Даниил Кириллович тепло и немного смущенно усмехается этим давним детским воспоминаниям. Я не перебиваю его, притих, жадно ловлю каждое слово. Давно мне хотелось узнать побольше о его юности, о том, как пришел он в науку.

— А то дни напролет книжки читаю — тоже он меня приохотил, дядя Макар. Мать даже жаловалась ему в письмах: «Хто його хлопца знае, про що вин думае, разглядаючи у цих книжках всиляки козявки. Дитина ще, а навить гуляти не вийде…» А Макар Миронович как-то мне и говорит: «Растешь ты быстро, Данилка, надо тебе в Одессу перебираться. Там учителя получше будут, университет есть». И отправил меня в Одессу, в знаменитую Ри-шельевскую гимназию. Была она одна из особо строгих классических, но мы почитывали, несмотря на запреты, и Писарева и книги по естествознанию. «Всиляки козявки» уже крепко, заинтересовали меня, так что после гимназии, не раздумывая, пошел в университет на естественное отделение.

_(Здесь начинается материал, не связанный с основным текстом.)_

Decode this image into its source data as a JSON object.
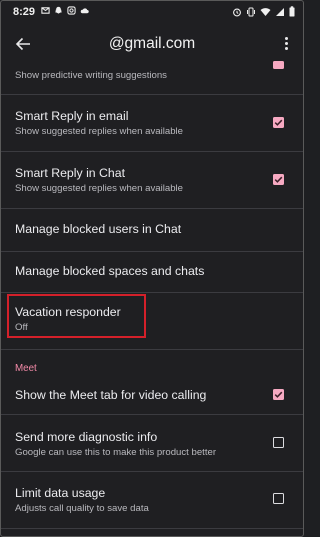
{
  "status": {
    "time": "8:29"
  },
  "header": {
    "account": "@gmail.com"
  },
  "items": [
    {
      "subtitle": "Show predictive writing suggestions",
      "checked": true
    },
    {
      "title": "Smart Reply in email",
      "subtitle": "Show suggested replies when available",
      "checked": true
    },
    {
      "title": "Smart Reply in Chat",
      "subtitle": "Show suggested replies when available",
      "checked": true
    },
    {
      "title": "Manage blocked users in Chat"
    },
    {
      "title": "Manage blocked spaces and chats"
    },
    {
      "title": "Vacation responder",
      "subtitle": "Off"
    }
  ],
  "meet": {
    "section_label": "Meet",
    "items": [
      {
        "title": "Show the Meet tab for video calling",
        "checked": true
      },
      {
        "title": "Send more diagnostic info",
        "subtitle": "Google can use this to make this product better",
        "checked": false
      },
      {
        "title": "Limit data usage",
        "subtitle": "Adjusts call quality to save data",
        "checked": false
      }
    ]
  },
  "colors": {
    "accent": "#f6a9c2",
    "section": "#f38aa8",
    "highlight": "#d4202a",
    "background": "#1f1f22"
  }
}
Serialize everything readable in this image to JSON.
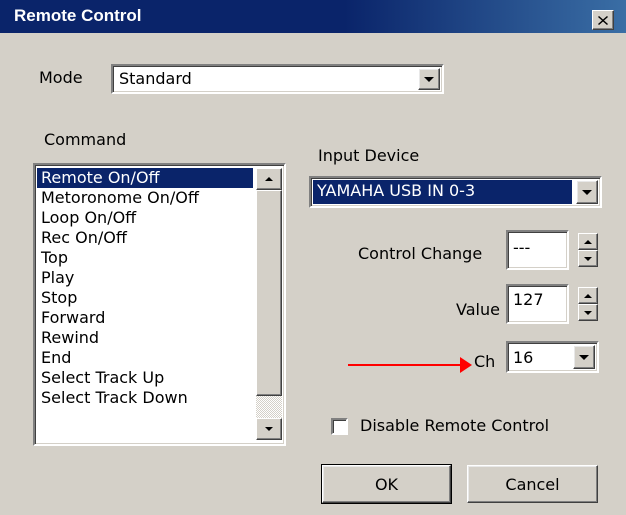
{
  "window": {
    "title": "Remote Control"
  },
  "mode": {
    "label": "Mode",
    "value": "Standard"
  },
  "command": {
    "label": "Command",
    "items": [
      "Remote On/Off",
      "Metoronome On/Off",
      "Loop On/Off",
      "Rec On/Off",
      "Top",
      "Play",
      "Stop",
      "Forward",
      "Rewind",
      "End",
      "Select Track Up",
      "Select Track Down"
    ],
    "selected": "Remote On/Off"
  },
  "input_device": {
    "label": "Input Device",
    "value": "YAMAHA USB IN 0-3"
  },
  "control_change": {
    "label": "Control Change",
    "value": "---"
  },
  "value_field": {
    "label": "Value",
    "value": "127"
  },
  "channel": {
    "label": "Ch",
    "value": "16"
  },
  "disable_remote": {
    "label": "Disable Remote Control",
    "checked": false
  },
  "buttons": {
    "ok": "OK",
    "cancel": "Cancel"
  },
  "colors": {
    "titlebar": "#0a246a",
    "selection": "#0a246a",
    "dialog_bg": "#d4d0c8",
    "annotation_arrow": "#ff0000"
  },
  "icons": {
    "close": "close-icon",
    "dropdown": "chevron-down-icon"
  }
}
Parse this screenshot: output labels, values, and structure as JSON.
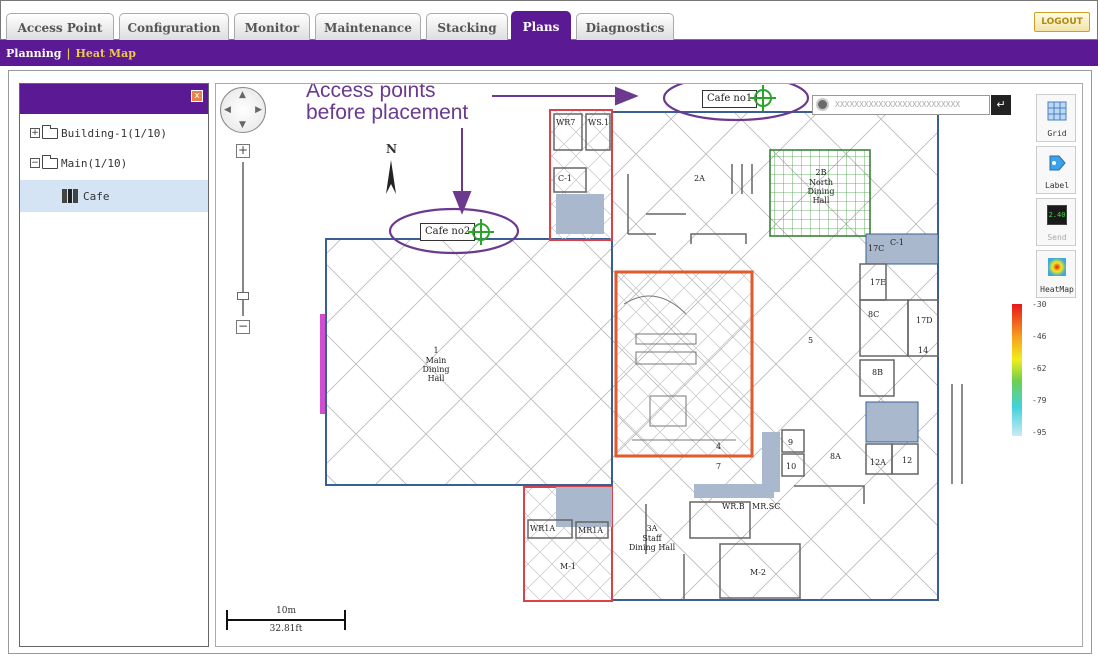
{
  "tabs": [
    {
      "label": "Access Point",
      "active": false
    },
    {
      "label": "Configuration",
      "active": false
    },
    {
      "label": "Monitor",
      "active": false
    },
    {
      "label": "Maintenance",
      "active": false
    },
    {
      "label": "Stacking",
      "active": false
    },
    {
      "label": "Plans",
      "active": true
    },
    {
      "label": "Diagnostics",
      "active": false
    }
  ],
  "logout_label": "LOGOUT",
  "subnav": {
    "planning": "Planning",
    "separator": "|",
    "heatmap": "Heat Map"
  },
  "tree": {
    "close_glyph": "x",
    "items": [
      {
        "expander": "+",
        "label": "Building-1(1/10)"
      },
      {
        "expander": "−",
        "label": "Main(1/10)"
      },
      {
        "label": "Cafe",
        "selected": true
      }
    ]
  },
  "map": {
    "north": "N",
    "zoom_in": "+",
    "zoom_out": "−",
    "search_placeholder": "XXXXXXXXXXXXXXXXXXXXXXXXXX",
    "search_go": "↵",
    "scale_top": "10m",
    "scale_bottom": "32.81ft",
    "access_points": [
      {
        "label": "Cafe no1"
      },
      {
        "label": "Cafe no2"
      }
    ],
    "callout": {
      "line1": "Access points",
      "line2": "before placement"
    },
    "rooms": {
      "main_dining_num": "1",
      "main_dining_name": "Main Dining Hall",
      "north_dining_num": "2B",
      "north_dining_name": "North Dining Hall",
      "staff_dining_num": "3A",
      "staff_dining_name": "Staff Dining Hall",
      "r5": "5",
      "r4": "4",
      "r7": "7",
      "r8a": "8A",
      "r8b": "8B",
      "r8c": "8C",
      "r9": "9",
      "r10": "10",
      "r12": "12",
      "r12a": "12A",
      "r14": "14",
      "r17c": "17C",
      "r17d": "17D",
      "r17e": "17E",
      "r2a": "2A",
      "c1": "C-1",
      "c1b": "C-1",
      "m1": "M-1",
      "m2": "M-2",
      "wr7": "WR7",
      "ws1": "WS.1",
      "wr1a": "WR1A",
      "mr1a": "MR1A",
      "wrb": "WR.B",
      "mrsc": "MR.SC"
    }
  },
  "toolbar": [
    {
      "label": "Grid",
      "enabled": true
    },
    {
      "label": "Label",
      "enabled": true
    },
    {
      "label": "Send",
      "enabled": false,
      "badge": "2.40"
    },
    {
      "label": "HeatMap",
      "enabled": true
    }
  ],
  "legend": {
    "values": [
      "-30",
      "-46",
      "-62",
      "-79",
      "-95"
    ]
  },
  "colors": {
    "brand_purple": "#5b1a93",
    "callout_purple": "#6b3a8f",
    "plan_blue": "#3a5f95",
    "plan_red": "#d9414b",
    "ap_green": "#2aa52a"
  }
}
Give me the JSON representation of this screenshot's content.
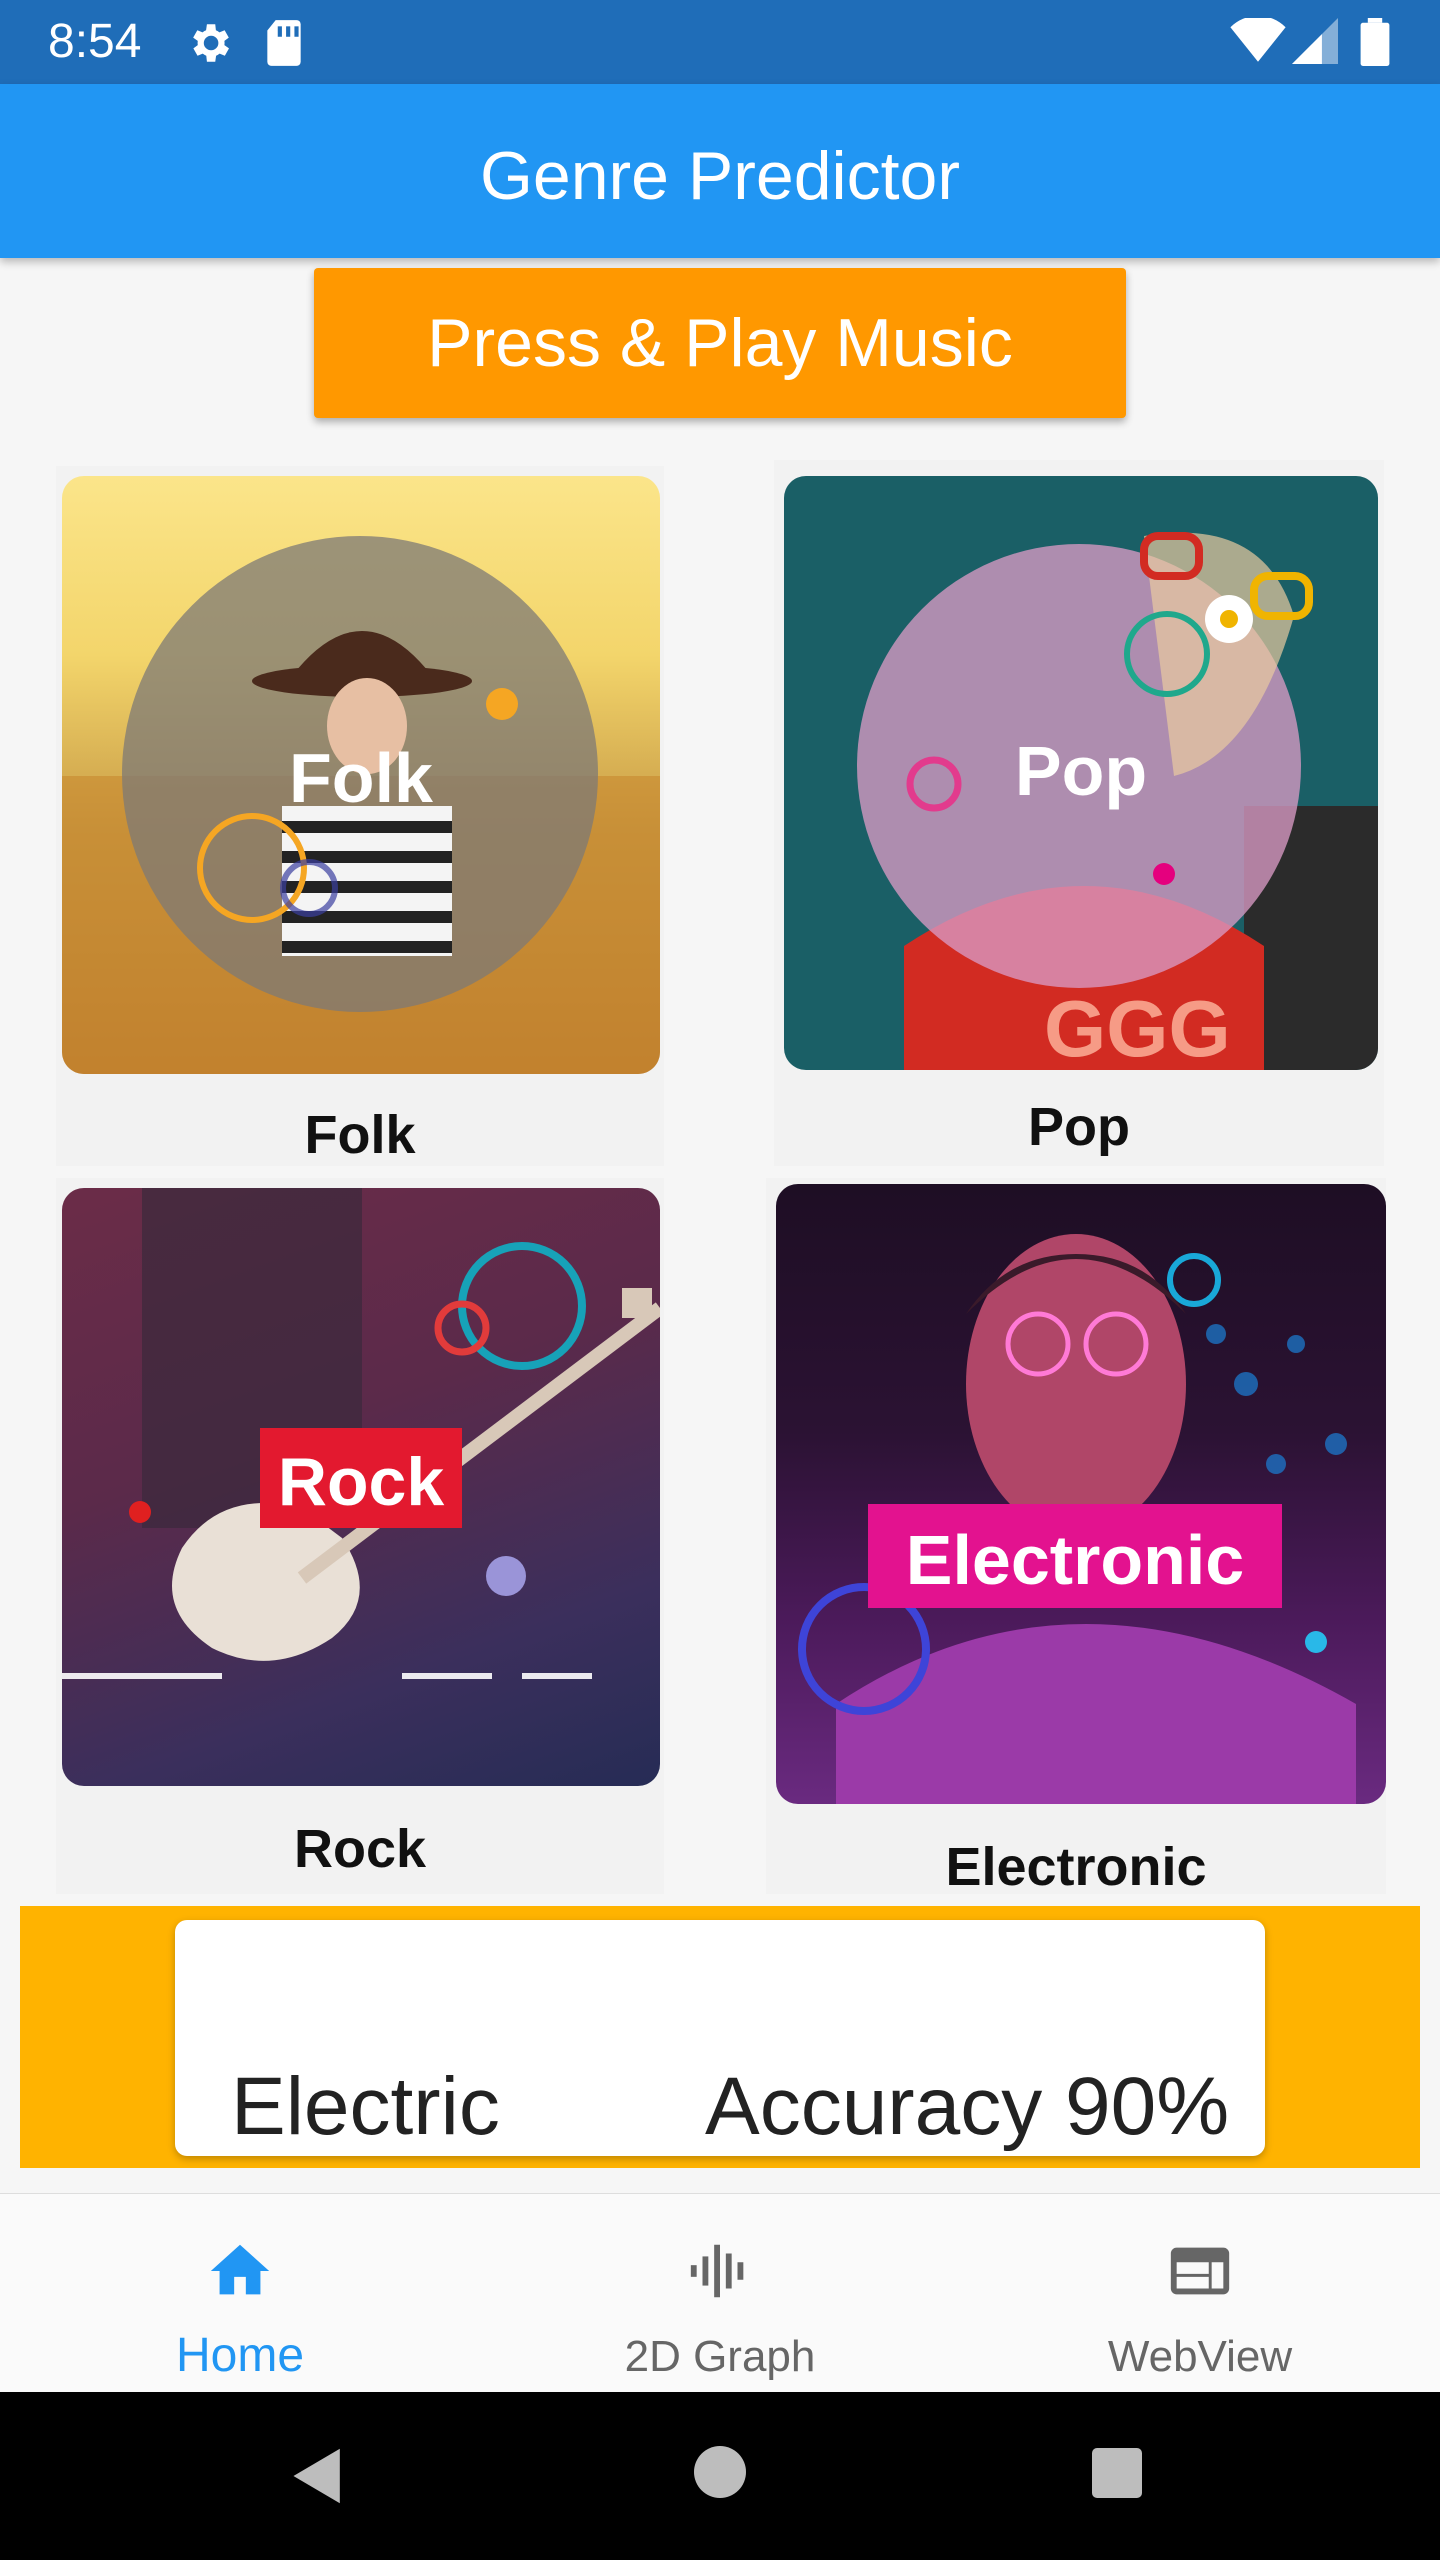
{
  "status_bar": {
    "time": "8:54",
    "icons": [
      "settings-icon",
      "sd-card-icon",
      "wifi-icon",
      "signal-icon",
      "battery-icon"
    ]
  },
  "app_bar": {
    "title": "Genre Predictor"
  },
  "play_button": {
    "label": "Press & Play Music",
    "color": "#ff9800"
  },
  "genres": [
    {
      "name": "Folk",
      "image_label": "Folk"
    },
    {
      "name": "Pop",
      "image_label": "Pop"
    },
    {
      "name": "Rock",
      "image_label": "Rock"
    },
    {
      "name": "Electronic",
      "image_label": "Electronic"
    }
  ],
  "result": {
    "genre": "Electric",
    "accuracy": "Accuracy 90%",
    "panel_color": "#ffb300"
  },
  "bottom_nav": {
    "items": [
      {
        "label": "Home",
        "icon": "home-icon",
        "active": true
      },
      {
        "label": "2D Graph",
        "icon": "graph-icon",
        "active": false
      },
      {
        "label": "WebView",
        "icon": "webview-icon",
        "active": false
      }
    ],
    "active_color": "#2196f3",
    "inactive_color": "#666666"
  },
  "system_nav": {
    "icons": [
      "back-icon",
      "home-circle-icon",
      "recents-icon"
    ]
  }
}
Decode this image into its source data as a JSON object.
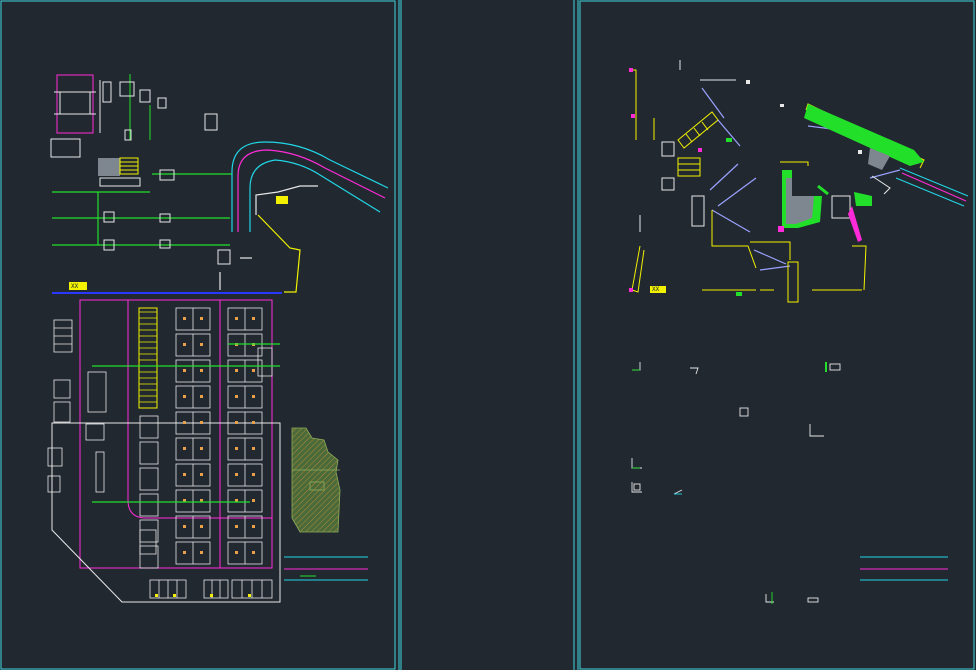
{
  "canvas": {
    "background": "#212830",
    "colors": {
      "frame": "#3fd3dc",
      "white": "#e8e8e8",
      "magenta": "#ff2bd8",
      "green": "#22e02a",
      "yellow": "#f2f200",
      "cyan": "#22d6e6",
      "blue": "#2a38ff",
      "lavender": "#9aa2ff",
      "gray": "#7e8790",
      "orange": "#e8a04a",
      "olive": "#8fae5a"
    }
  },
  "sheets": [
    {
      "id": "sheet-1",
      "content": "basement-parking-floor-plan"
    },
    {
      "id": "sheet-2",
      "content": "blank-drawing-frame"
    },
    {
      "id": "sheet-3",
      "content": "ground-floor-partial-plan"
    }
  ],
  "badges": {
    "sheet1": "XX",
    "sheet3": "XX"
  }
}
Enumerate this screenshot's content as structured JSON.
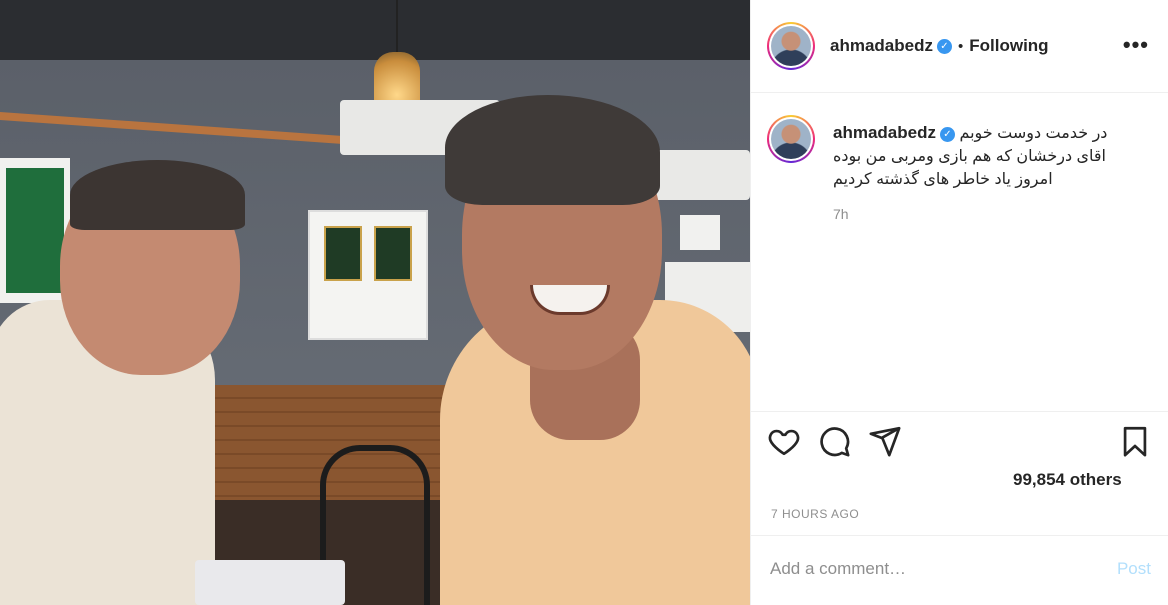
{
  "post": {
    "username": "ahmadabedz",
    "verified_symbol": "✓",
    "separator": "•",
    "follow_status": "Following",
    "more_symbol": "•••"
  },
  "caption": {
    "username": "ahmadabedz",
    "lines": [
      "در خدمت دوست خوبم",
      "اقای درخشان که هم بازی ومربی من بوده",
      "امروز یاد خاطر های گذشته کردیم"
    ],
    "time": "7h"
  },
  "actions": {
    "icons": [
      "heart-icon",
      "comment-icon",
      "share-icon",
      "bookmark-icon"
    ],
    "likes_text": "99,854 others",
    "timestamp": "7 HOURS AGO"
  },
  "comment_box": {
    "placeholder": "Add a comment…",
    "post_label": "Post"
  },
  "colors": {
    "verified": "#3897f0",
    "post_disabled": "#b2dffc",
    "muted": "#8e8e8e"
  }
}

Тишина кругом царит такая, что звенит в ушах. Давно спит все село. Даниил Кириллович рассеянно отгоняет бабочку, бьющуюся в стекло лампы, и задумчиво продолжает:

— Годы в Новороссийском университете были самыми светлыми во всей юности. Он ведь тогда свой золотой век доживал. На учителей мне и тут повезло. Александр Онуфриевич Ковалевский о дарвиновском учении подлинные поэмы слагал, заслушивались. Физику читал Умов, ботанику — Ришави, зоологию — Каменский. На лекциях по истории и политической экономии профессора Посникова в аудиториях стены трещали, столько народа набивалось. Кружки, землячества, даже нелегальные студенческие организации — кипела жизнь, зажигала умы. Правда, недолго. Зажимали свободомыслие, с каждым годом все туже закручивали гайки. Сеченова выжили из университета, и Мечникова я уже среди преподавателей не застал. Он ушел на созданную им Бактериологическую станцию, первую в России. Она тогда помещалась у Соборной площади, в нижнем этаже старого, облупленного дома. И, бывало, как поздно ни идешь мимо, всегда за окном громадная лохматая голова Ильи Ильича над микроскопом склоняется. Все мы тогда увлекались его работами по иммунитету, фагоцитозу, тянуло нас к этому замечательному человеку как магнитом. Частенько я убегал, грешник, с лекций, чтобы только послушать Мечникова. Как сейчас, ясно помню тесные комнатки, лица Тезякова, Шора, Караманенко и среди них яростно размахивающего руками Илью Ильича. Тут бился пульс настоящей исследовательской научной мысли, — понял я и решил после университета непременно работать на Бактериологической станции. Так и вышло, только не сразу. Подшутила надо мной судьба: пришлось сначала в тюрьме побывать…

— За что?

— Да все за то же, за свободомыслие. Оно мне, видно, тоже от дядюшки по наследству передалось. Он в университете с Желябовым дружил, с малых лет мне вечерами Чернышевского да Писарева вслух читал. Особенно часто, как завет, повторял слова Чернышевского, запомнились они мне на всю жизнь: «Служить не чистой науке, а только отечеству». Вот и я всегда общественными интересами увлекался. На всех вечерах землячества бывал. Весело проводили их, дружно: пели, мечтали о союзе всех народов. За это большинство отсидело по тюрьмам и проездилось за Урал. Я в просветительных кружках — были у нас такие — с рабочими железнодорожного депо занимался, ни одной студенческой сходки не пропускал. Это власти, как выяснилось, уже давно заметили. И весной 1889, когда до окончания курса оставалось всего несколько недель, арестовали меня во время студенческой сходки — ив тюрьму. Просидел три месяца, ревматический полиартрит нажил. Только он меня от ссылки и спас. Был бы здоров, не миновать Сибири, куда многие мои товарищи отправились. Вот так я и закончил вместо Новороссийского университета одесскую тюрьму.